Vikas Yatra Home
 

Pro-Farmer Reforms and their Aftermath Show Government’s Good Intentions

The issue of making agriculture profitable for farmers has been discussed and debated for decades now.

Multiple committees, consultations and stakeholder reviews were held. But what was missing was decisive action based on these consultations.

While farmers have made India extremely productive with their sweat and toil, the issue of profitability was always being sidelined because reforms in agriculture and agricultural markets never got priority.

Lack of enough markets to sell, regulatory restrictions hampering development of modern supply chains, inadequate infrastructure and information asymmetry often led to post-harvest losses or sub-optimal prices for farmers.

This is why the pro-farmer reforms were brought in, after due debate, discussions and consensus building that gone on for two decades.

In fact, even before the Modi government came in, the UPA government’s agriculture minister Mr. Sharad Pawar had pushed for these reforms and written to various chief ministers about it. These reforms were also part of the promises in the Congress party’s earlier manifesto.

To go over them briefly, the three laws that were brought in by the Modi government were:

  • The Farmers’ Produce Trade And Commerce (Promotion And Facilitation) Act, 2020
  • The Farmers (Empowerment And Protection) Agreement On Price Assurance And Farm Services Act, 2020
  • The Essential Commodities (Amendment) Act, 2020

The first law freed the farmers to sell at any place of choice, whether within the APMC markets or outside. If farmers want to sell within the APMC markets, that will continue. MSPs also continue. So, the MSP acts as a safety net for farmers.

The Modi government’s commitment to the MSP regime has been demonstrated time and again. Not only has the Modi government raised the MSP multiple times but it also raised the MSP immediately after passing the farm laws.

Subsequently, this year, record procurement has happened in Punjab and for the first time ever, MSP payments have been made to the farmers of Punjab directly into their bank accounts. About Rs 22,215 crore was already transferred as of mid-May 2021. Further, in complete contradiction to the falsehood that the MSP regime would be stopped, this year also saw the highest ever procurement of wheat in Punjab’s history!

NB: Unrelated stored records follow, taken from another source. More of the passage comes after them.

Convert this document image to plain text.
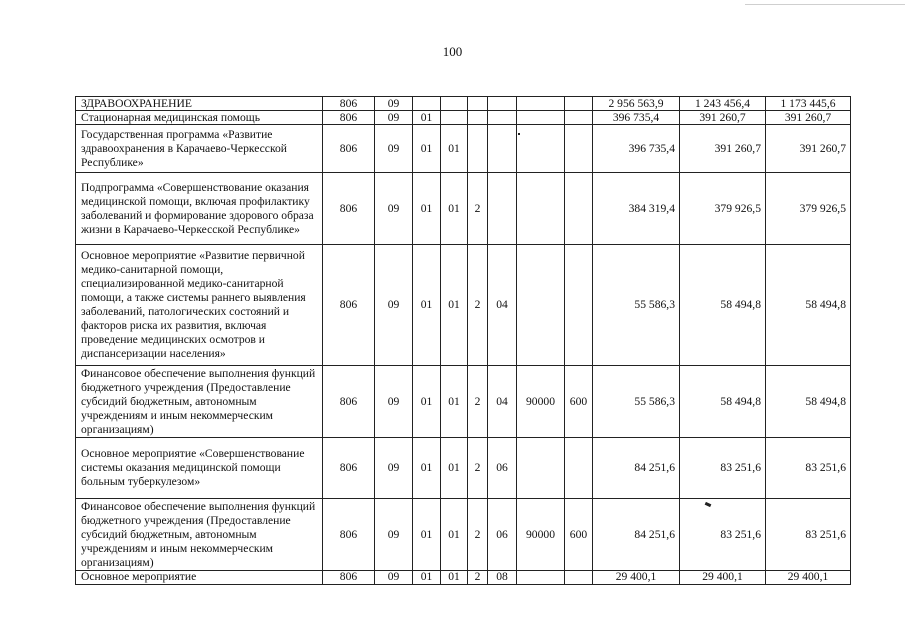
100
ЗДРАВООХРАНЕНИЕ	806	09							2 956 563,9	1 243 456,4	1 173 445,6
Стационарная медицинская помощь	806	09	01						396 735,4	391 260,7	391 260,7
Государственная программа «Развитие здравоохранения в Карачаево-Черкесской Республике»	806	09	01	01					396 735,4	391 260,7	391 260,7
Подпрограмма «Совершенствование оказания медицинской помощи, включая профилактику заболеваний и формирование здорового образа жизни в Карачаево-Черкесской Республике»	806	09	01	01	2				384 319,4	379 926,5	379 926,5
Основное мероприятие «Развитие первичной медико-санитарной помощи, специализированной медико-санитарной помощи, а также системы раннего выявления заболеваний, патологических состояний и факторов риска их развития, включая проведение медицинских осмотров и диспансеризации населения»	806	09	01	01	2	04			55 586,3	58 494,8	58 494,8
Финансовое обеспечение выполнения функций бюджетного учреждения (Предоставление субсидий бюджетным, автономным учреждениям и иным некоммерческим организациям)	806	09	01	01	2	04	90000	600	55 586,3	58 494,8	58 494,8
Основное мероприятие «Совершенствование системы оказания медицинской помощи больным туберкулезом»	806	09	01	01	2	06			84 251,6	83 251,6	83 251,6
Финансовое обеспечение выполнения функций бюджетного учреждения (Предоставление субсидий бюджетным, автономным учреждениям и иным некоммерческим организациям)	806	09	01	01	2	06	90000	600	84 251,6	83 251,6	83 251,6
Основное мероприятие	806	09	01	01	2	08			29 400,1	29 400,1	29 400,1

Speaking of recent pro-farmer developments, the government decided to hike the subsidy on DAP fertiliser by 140%. The government has increased the subsidy for DAP fertiliser from Rs. 500 per bag to Rs. 1200 per bag. The government will spend an additional Rs 14,775 crore for this subsidy in the Kharif season.

The second law enables farmers to enter contracts with a complete legal framework to protect them and their lands. This way, contract farming acts as a form of price assurance, because, typically, in contract farming, the agreement is made between the farmer and buyer even before the crop is sown. The law has been made in such a way that the contract is for the produce and not the land. So, the land of the farmers is safe and cannot be taken away under any pretext. Further, farmers can end agreements if they choose to do so but contractors cannot do so.

Contract farming is not new in India. However, what is new in this law is, it provides a framework for legal protection for farmers, their lands and the price for their produce.

There were some questions some farmers had about these laws. The government has always been open for discussions, willing to clear misgivings about any clause in any law.

The government has already given the below assurances.

  • The government is ready to give written assurances about MSP
  • States could be allowed to levy tax on private markets outside APMC
  • Farmers will also be given the option of going to court to resolve any type of dispute
  • States shall have the right to register the Agricultural Agreement
  • No one can take away the land of farmers under any pretext. These laws do not allow any kind of transfer of land, sale, leases or mortgages
  • Contractors cannot make any permanent changes to the land of farmers
  • Contractors cannot take loans for any temporary construction on the lands of farmers
  • No matter what the situation is, the law does not allow any confiscation of lands from farmers

It is very clear that these pro-farmer reforms are crucial for the country to achieve the aim of doubling farmer income.

Because, the impact of these reforms will see India’s agriculture and food processing industries transformed. Private sector investments will pour in across the entire cold chain, reducing losses and ensuring better prices for farmers.

Better backward linkages will ensure better quality of produce, leading India to capture a bigger share of global export markets. So, even the global markets will open up for Indian farmers.

Employment in the food processing sector will rise among rural youth, and this will put India on the path towards becoming the leading food exporter in the world, while maintaining our food security.

Due to all of this, farming can become profitable even for small and marginal farmers.